In the letter published on IOL, Watson, who played for Natal between 1985 and 1993, wrote: “When Robert du Preez was appointed coach, I asked Teich [CEO Gary Teichmann] whether he believed that prospective sponsors and business partners would share his vision for the Sharks with Robert as the head coach?

“Clearly he and the board believed so, and the Du Preez coaching era was born! Well, for almost two seasons, we have witnessed a Sharks team in free fall, with no clearly defined pattern of play. It is a team lacking in leadership both on and off the field; a team capable of producing brief spells of mesmerising rugby, but also a team that can get beaten by 50 points in our own back garden.

“It is a team playing with fear – that’s how I sum up the Sharks. Let me support this statement. Two years ago, Curwin Bosch missed a crucial tackle in the Currie Cup final, and was subsequently and most conveniently banished to the bench. Yet us Sharks fans are subjected every week to missed tackles by the incumbent flyhalf, and opposition coaches target this channel with astounding success!

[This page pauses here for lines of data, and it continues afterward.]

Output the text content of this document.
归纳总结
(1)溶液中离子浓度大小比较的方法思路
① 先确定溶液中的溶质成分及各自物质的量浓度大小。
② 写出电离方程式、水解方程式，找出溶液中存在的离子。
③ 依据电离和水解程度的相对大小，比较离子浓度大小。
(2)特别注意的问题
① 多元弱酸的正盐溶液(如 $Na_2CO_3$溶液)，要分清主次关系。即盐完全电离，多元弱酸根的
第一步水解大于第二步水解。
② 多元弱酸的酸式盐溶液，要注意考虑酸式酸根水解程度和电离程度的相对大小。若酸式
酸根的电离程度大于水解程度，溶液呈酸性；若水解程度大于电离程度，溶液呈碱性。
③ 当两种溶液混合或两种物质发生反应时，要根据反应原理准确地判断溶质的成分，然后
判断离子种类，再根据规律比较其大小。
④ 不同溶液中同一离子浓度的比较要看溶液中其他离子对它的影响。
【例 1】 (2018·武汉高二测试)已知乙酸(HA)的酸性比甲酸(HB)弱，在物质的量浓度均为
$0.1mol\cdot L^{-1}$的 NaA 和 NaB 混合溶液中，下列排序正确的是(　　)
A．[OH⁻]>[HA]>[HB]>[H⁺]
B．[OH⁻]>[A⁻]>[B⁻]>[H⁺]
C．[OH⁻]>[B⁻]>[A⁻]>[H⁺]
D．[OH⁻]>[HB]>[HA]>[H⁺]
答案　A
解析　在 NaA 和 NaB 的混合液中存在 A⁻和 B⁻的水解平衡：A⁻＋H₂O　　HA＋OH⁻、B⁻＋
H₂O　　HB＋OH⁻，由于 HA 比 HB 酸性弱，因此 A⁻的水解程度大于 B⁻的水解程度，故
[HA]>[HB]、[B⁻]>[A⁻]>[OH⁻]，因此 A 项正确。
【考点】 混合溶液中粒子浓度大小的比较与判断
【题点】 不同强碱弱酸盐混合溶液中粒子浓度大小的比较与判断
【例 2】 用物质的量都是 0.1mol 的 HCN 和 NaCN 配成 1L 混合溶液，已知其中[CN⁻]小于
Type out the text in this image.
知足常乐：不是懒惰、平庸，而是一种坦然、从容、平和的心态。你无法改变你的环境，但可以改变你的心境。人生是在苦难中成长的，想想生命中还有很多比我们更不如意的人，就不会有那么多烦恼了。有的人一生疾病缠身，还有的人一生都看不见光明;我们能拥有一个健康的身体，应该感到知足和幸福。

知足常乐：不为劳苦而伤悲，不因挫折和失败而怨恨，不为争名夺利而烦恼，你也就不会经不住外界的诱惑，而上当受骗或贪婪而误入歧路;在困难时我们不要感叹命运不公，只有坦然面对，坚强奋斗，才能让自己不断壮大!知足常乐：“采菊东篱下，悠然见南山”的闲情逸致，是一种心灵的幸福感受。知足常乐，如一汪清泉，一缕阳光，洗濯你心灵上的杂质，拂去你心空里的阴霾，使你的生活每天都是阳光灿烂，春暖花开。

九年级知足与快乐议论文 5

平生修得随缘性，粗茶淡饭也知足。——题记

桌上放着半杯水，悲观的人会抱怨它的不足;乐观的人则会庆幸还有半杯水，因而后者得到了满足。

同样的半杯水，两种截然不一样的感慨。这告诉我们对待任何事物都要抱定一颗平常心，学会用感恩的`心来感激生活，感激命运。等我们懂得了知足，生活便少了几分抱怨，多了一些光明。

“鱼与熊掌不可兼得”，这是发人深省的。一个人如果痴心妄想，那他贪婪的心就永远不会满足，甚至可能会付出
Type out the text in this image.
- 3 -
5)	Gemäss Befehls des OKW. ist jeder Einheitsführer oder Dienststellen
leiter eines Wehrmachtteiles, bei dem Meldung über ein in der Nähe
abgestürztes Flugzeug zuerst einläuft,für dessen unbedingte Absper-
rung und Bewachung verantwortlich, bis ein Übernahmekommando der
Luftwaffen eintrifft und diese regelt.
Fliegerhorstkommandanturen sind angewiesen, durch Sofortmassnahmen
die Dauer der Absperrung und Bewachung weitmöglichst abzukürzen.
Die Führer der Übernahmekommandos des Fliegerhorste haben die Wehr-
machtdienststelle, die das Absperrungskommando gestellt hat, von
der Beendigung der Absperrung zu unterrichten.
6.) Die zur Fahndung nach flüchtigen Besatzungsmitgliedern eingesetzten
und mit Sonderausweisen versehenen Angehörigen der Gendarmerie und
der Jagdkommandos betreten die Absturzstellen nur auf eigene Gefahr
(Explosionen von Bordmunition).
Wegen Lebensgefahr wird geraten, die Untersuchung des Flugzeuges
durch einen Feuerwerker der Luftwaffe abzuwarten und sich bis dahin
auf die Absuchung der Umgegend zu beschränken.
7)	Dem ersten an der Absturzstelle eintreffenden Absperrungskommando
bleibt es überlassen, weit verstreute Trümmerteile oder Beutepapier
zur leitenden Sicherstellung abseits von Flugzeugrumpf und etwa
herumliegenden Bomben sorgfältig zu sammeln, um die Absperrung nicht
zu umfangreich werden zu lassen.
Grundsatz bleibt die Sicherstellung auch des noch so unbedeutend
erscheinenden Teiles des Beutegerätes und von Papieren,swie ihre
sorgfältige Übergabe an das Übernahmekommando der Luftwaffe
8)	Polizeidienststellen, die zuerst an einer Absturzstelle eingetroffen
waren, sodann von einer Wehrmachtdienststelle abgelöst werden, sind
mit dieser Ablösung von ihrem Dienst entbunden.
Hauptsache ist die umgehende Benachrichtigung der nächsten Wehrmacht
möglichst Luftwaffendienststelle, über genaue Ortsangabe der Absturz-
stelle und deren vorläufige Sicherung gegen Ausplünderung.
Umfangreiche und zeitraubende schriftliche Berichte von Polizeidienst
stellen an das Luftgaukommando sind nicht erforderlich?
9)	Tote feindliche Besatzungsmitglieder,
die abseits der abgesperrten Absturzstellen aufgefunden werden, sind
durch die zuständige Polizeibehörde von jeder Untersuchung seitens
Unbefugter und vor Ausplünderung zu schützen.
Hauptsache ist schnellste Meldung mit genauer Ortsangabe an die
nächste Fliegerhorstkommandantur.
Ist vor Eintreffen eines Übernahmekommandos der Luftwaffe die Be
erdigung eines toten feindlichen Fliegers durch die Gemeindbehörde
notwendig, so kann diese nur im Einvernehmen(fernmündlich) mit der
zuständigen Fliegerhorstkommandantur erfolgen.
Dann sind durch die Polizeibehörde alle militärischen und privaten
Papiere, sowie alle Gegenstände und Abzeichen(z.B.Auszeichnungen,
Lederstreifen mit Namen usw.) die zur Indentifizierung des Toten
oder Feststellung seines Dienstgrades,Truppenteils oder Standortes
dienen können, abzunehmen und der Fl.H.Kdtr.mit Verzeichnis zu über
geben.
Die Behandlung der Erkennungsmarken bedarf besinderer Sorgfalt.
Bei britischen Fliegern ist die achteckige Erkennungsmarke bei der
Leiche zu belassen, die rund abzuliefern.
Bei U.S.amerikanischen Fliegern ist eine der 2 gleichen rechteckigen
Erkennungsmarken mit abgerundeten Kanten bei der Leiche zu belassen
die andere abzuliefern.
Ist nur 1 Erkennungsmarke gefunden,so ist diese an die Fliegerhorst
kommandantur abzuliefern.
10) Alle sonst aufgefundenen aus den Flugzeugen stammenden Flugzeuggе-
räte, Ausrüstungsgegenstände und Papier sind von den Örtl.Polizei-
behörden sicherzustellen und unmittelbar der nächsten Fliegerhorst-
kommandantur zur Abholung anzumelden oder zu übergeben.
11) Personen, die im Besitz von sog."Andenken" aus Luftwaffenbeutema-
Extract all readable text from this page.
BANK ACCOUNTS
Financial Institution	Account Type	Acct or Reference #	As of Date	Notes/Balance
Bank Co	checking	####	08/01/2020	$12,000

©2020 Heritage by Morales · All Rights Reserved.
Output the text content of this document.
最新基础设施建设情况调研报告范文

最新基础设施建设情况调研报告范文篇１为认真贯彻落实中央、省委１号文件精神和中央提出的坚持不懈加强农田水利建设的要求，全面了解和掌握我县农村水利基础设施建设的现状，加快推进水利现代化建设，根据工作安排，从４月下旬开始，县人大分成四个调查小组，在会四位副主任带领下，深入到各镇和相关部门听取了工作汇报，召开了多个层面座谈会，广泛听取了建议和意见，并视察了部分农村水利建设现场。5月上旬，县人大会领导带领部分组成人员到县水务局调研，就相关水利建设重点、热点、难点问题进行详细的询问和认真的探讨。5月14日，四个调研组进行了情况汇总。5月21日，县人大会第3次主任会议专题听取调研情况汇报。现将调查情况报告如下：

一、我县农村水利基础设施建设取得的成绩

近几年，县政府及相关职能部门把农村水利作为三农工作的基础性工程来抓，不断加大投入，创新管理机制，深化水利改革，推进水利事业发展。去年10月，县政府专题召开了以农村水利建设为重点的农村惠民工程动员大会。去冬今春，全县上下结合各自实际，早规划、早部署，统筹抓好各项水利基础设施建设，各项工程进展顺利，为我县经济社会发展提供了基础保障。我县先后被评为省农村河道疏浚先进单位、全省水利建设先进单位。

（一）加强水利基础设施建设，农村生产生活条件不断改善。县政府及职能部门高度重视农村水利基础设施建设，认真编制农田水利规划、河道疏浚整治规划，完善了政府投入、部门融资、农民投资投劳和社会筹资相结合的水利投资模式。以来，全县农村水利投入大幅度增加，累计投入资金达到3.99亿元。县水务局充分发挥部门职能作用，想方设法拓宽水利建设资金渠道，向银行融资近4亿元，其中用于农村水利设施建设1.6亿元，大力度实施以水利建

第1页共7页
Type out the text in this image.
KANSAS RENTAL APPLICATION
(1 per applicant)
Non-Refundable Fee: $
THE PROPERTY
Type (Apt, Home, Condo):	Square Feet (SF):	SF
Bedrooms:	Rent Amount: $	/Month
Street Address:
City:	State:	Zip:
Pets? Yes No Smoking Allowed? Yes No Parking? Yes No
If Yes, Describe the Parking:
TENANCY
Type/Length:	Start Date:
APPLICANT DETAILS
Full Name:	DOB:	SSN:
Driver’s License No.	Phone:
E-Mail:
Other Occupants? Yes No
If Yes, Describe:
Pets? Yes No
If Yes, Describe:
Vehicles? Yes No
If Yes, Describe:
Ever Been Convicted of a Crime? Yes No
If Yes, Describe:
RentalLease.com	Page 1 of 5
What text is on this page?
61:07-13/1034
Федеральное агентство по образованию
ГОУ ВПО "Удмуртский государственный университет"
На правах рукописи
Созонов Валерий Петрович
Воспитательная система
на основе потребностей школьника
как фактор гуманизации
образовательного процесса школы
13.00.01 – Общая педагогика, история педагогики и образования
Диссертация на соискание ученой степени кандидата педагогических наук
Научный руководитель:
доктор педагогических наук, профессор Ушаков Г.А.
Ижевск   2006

“In a pre-season meeting attended by Gary Teichmann, Robert du Preez and Dick Muir to discuss the importance of a selection committee, Robert made it very clear that he was in the fortunate position that his three sons picked themselves, and therefore there would be no controversy. Instead, for two years we have been starved of the mercurial talent of Curwin Bosch, and the team has had to endure a selection policy that must surely create nasty undercurrents.

“This team needs a fresh start! There should be a complete clean-out of the coaching staff and an interim team installed, the likes of Ian Mac [McIntosh], Dick Muir, Pat Lambie and Sean Everitt.”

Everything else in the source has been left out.